一番汚い存在
なんか、こっちが照れ臭くなってくるわ。告白後、羅刹は恥じらう様子もなく大好きだとか言ってくる。勿論嬉しいのよ? でもさ、恥ずかしいじゃん。
「帰る? 今帰るのなら、これ以上傷付かなくて済むわよ。貴方なんて追ったりしない。帰ってもいいわよ」
親切な私は、そんな優しいことを言ってあげた。私がそんなにも優しくしてあげたというのに、それでも梨乃は去ってくれないの。
「ここで帰る訳にはいかないのです。ここで帰れば私は笑いものです」
最強と調子に乗って神を呼び、魔王を付け回して最後には捨てられて逃げ帰る。確かに結構な笑い者だわ。
「ここで殺されれば、もっと笑い者ですよ。むしろ生きて帰った方が弁解できるではありませんか。そちらの方が賢い判断だと思いますよ」
羅刹も説得に入ってくれる。それでも、梨乃は動こうとしてくれなかった。無駄に殺したくはないんだけどな……。
「死を望むのなら、やむを得ませんが」
呪文を唱え始める羅刹。すると私達の手にステッキが戻ってくる。そして、目の前には光の魔物たちが現れた。
「夜叉姫様のおかげですよ? こうして僕はステッキに認められる、聖なる神となれたのです。感謝します。僕に感謝されるなんて、特別だと思いますよ? 満足ではありませんかね」
ってことは、私も聖なる神に戻れるチャンスじゃない。間違ってしまった梨乃のことを、この世から消滅させることで正しい場所に誘う。そうして私と羅刹は聖なる神になるんだ。
「あとで後悔させてやるのです。梨乃の、夜叉姫の力を思い知らせてやるのです。だから今は殺すがいい」
なぜ笑い始めたの? 少し怪しさを感じるけれど、こんなの強がりに決まっているわ。だから私も光の魔物を呼び出し、梨乃を消滅させた。結局彼女は、最期まで笑い続けていた。抵抗もせず、笑顔で消えて行った。
「楽しいショーをありがとな。お前は、いい奴だったぞ……」
光となった梨乃。その光のクズを抱き締めると、凜子は悲しげに微笑み優しく声を掛けた。やがてその光もなくなってしまう。
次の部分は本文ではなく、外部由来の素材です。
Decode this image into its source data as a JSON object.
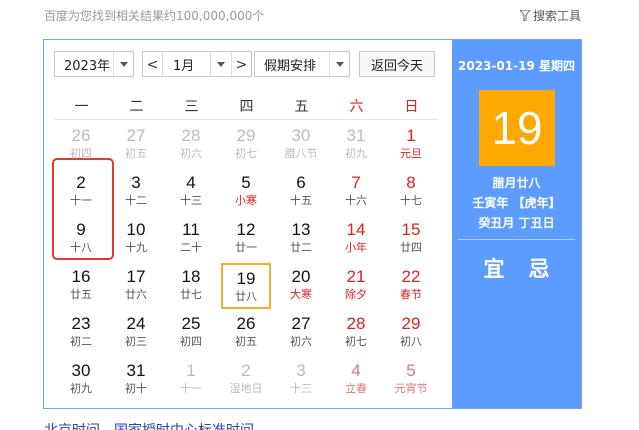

「絶対、滅茶苦茶汚かったんだけど。今の行動が聖なる神なのか? 神は本当に汚い奴らなんだな。魔族なんかよりも、ずっとずっと汚いさ。一番汚い存在さ」
分かっているわ。今更何を言っているのかしら。
「はい、そうですよ。神は汚れた存在です。何よりも、神は最も強く最も汚いのです。知らなかったのでしょうか」
ええ、誰でも知っていることよね。汚く卑怯だから、力を手に入れ神と呼ばれるまでになった。